One of the first lessons I learned in my career was that research study results often raise as many questions as they answer. Such is the case with new results from the gene therapy clinical trial for children and young adults with Leber congenital amaurosis (LCA, RPE65 mutations) at the Universities of Pennsylvania and Florida.
In the Proceedings of the National Academy of Sciences, the investigators report sustained vision improvement of three years, thus far, in the treated eyes of participants. However, they also note that retinal degeneration, the loss of photoreceptors, continued in the treated eyes at a rate that was similar to untreated eyes.
Before I elaborate on the questions these results raise, it is important to be clear on what we do know from the LCA gene therapy human studies underway.
First, the Pennsylvania-Florida team has treated 15 patients, providing vision improvements without any serious adverse events. Establishing safety is the primary goal of this Phase I/II study, and, thus far, the team has done that.
Second, patients in the other gene therapy clinical trials for LCA, including the study at the Children’s Hospital of Philadelphia (CHOP), have also experienced vision improvements without serious adverse events. CHOP has also reported good results in the treatment of some patients’ second eyes. More than 40 people have been treated in six LCA gene therapy clinical trials.
The most important and immediate question is: Are the other LCA (RPE65) gene therapy clinical trials also observing loss of photoreceptors in the treated eyes of their patients? Their teams haven’t formally reported information on rates of degeneration, but I’m currently investigating this to learn what they do know at this juncture. If they aren’t seeing loss of photoreceptors, then we need to figure out why there are differences in retinal degeneration in treated eyes among the different studies.

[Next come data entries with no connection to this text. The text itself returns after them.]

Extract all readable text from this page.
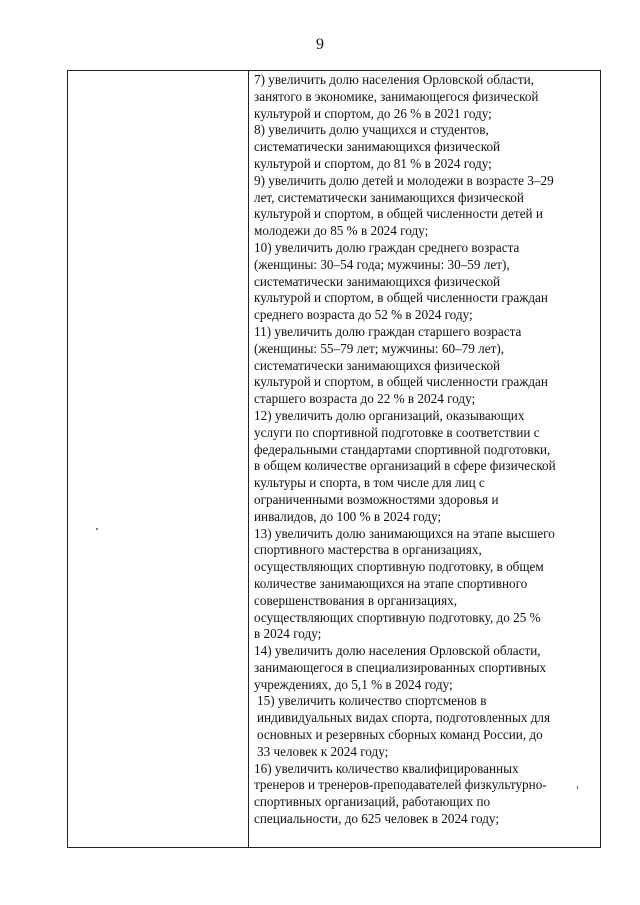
9
7) увеличить долю населения Орловской области,
занятого в экономике, занимающегося физической
культурой и спортом, до 26 % в 2021 году;
8) увеличить долю учащихся и студентов,
систематически занимающихся физической
культурой и спортом, до 81 % в 2024 году;
9) увеличить долю детей и молодежи в возрасте 3–29
лет, систематически занимающихся физической
культурой и спортом, в общей численности детей и
молодежи до 85 % в 2024 году;
10) увеличить долю граждан среднего возраста
(женщины: 30–54 года; мужчины: 30–59 лет),
систематически занимающихся физической
культурой и спортом, в общей численности граждан
среднего возраста до 52 % в 2024 году;
11) увеличить долю граждан старшего возраста
(женщины: 55–79 лет; мужчины: 60–79 лет),
систематически занимающихся физической
культурой и спортом, в общей численности граждан
старшего возраста до 22 % в 2024 году;
12) увеличить долю организаций, оказывающих
услуги по спортивной подготовке в соответствии с
федеральными стандартами спортивной подготовки,
в общем количестве организаций в сфере физической
культуры и спорта, в том числе для лиц с
ограниченными возможностями здоровья и
инвалидов, до 100 % в 2024 году;
13) увеличить долю занимающихся на этапе высшего
спортивного мастерства в организациях,
осуществляющих спортивную подготовку, в общем
количестве занимающихся на этапе спортивного
совершенствования в организациях,
осуществляющих спортивную подготовку, до 25 %
в 2024 году;
14) увеличить долю населения Орловской области,
занимающегося в специализированных спортивных
учреждениях, до 5,1 % в 2024 году;
15) увеличить количество спортсменов в
индивидуальных видах спорта, подготовленных для
основных и резервных сборных команд России, до
33 человек к 2024 году;
16) увеличить количество квалифицированных
тренеров и тренеров-преподавателей физкультурно-
спортивных организаций, работающих по
специальности, до 625 человек в 2024 году;
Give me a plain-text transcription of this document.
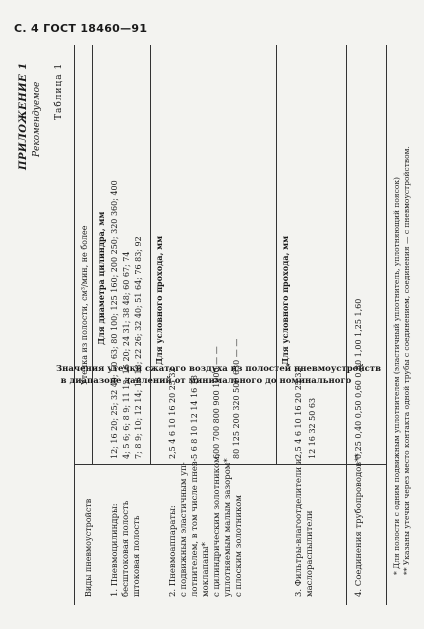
С. 4 ГОСТ 18460—91
ПРИЛОЖЕНИЕ 1 Рекомендуемое Таблица 1
Значения утечки сжатого воздуха из полостей пневмоустройств
в диапазоне давлений от минимального до номинального
Виды пневмоустройств
Утечка из полости, см³/мин, не более Для диаметра цилиндра, мм
1. Пневмоцилиндры: бесштоковая полость штоковая полость
12; 16 20; 25; 32 40; 50 63; 80 100; 125 160; 200 250; 320 360; 400 4; 5 6; 6; 8 9; 11 13; 16 20; 24 31; 38 48; 60 67; 74 7; 8 9; 10; 12 14; 16 18; 22 26; 32 40; 51 64; 76 83; 92 Для условного прохода, мм
2. Пневмоаппараты: с подвижным эластичным уп- лотнителем, в том числе пнев- моклапаны* с цилиндрическим золотником, уплотняемым малым зазором* с плоским золотником
2,5 4 6 10 16 20 25 32 5 6 8 10 12 14 16 18 600 700 800 900 1000 — — 80 125 200 320 500 630 — —
Для условного прохода, мм
3. Фильтры-влагоотделители и маслораспылители
2,5 4 6 10 16 20 25 32 12 16 32 50 63
4. Соединения трубопроводов**
0,25 0,40 0,50 0,60 0,80 1,00 1,25 1,60	* Для полости с одним подвижным уплотнителем (эластичный уплотнитель, уплотняющий поясок) ** Указаны утечки через место контакта одной трубы с соединением, соединения — с пневмоустройством.
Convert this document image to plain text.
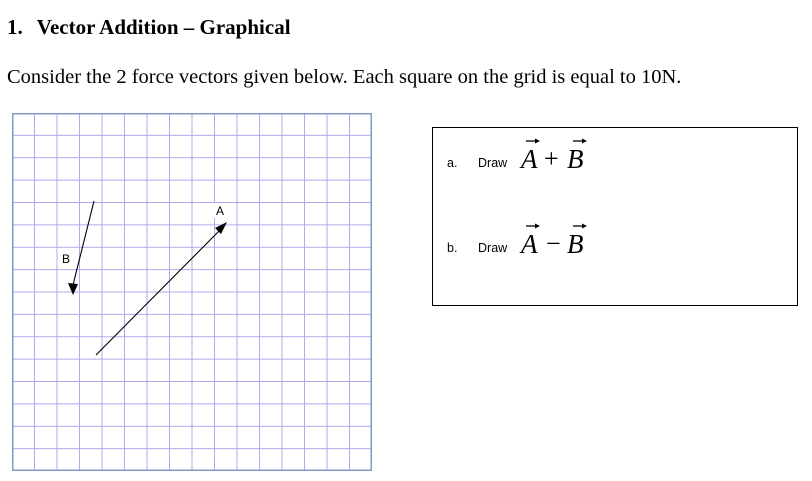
1. Vector Addition – Graphical
Consider the 2 force vectors given below. Each square on the grid is equal to 10N.
A
B
a. Draw A B
+
b. Draw A B
−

If investigators at the other trials are observing continued retinal degeneration, it may mean that we need a more advanced form of gene therapy, to ensure that all of a patient’s photoreceptors are treated. Such a therapy might do a better job of slowing or stopping degeneration and preserving vision over a longer period of time.
Or, we may have to combine gene therapy with a drug or supplement that can stave off degeneration. These recent study results may also underscore the benefit of treating a patient early, before the degenerative process has time to gain momentum and becomes more difficult to stop.
I am very interested to see what will be observed in the early-stage gene therapy clinical trials underway for other retinal diseases. Thus far, we only have preliminary safety reports, so we’ll need to wait and see how these therapies impact both vision and retinal degeneration.
One of the big challenges in fighting blindness is the diversity of retinal degenerative diseases, and the likelihood that one approach to gene therapy will not work for all conditions. But the good news is that the retinal research community isn’t putting all of its eggs in one gene therapy basket.
As current gene therapy clinical trials move forward, and more are launched in the next two to three years, we’re going to learn a lot more about which approaches work well and which need refinement. I look forward to reporting additional information on these gene therapy studies as I get it.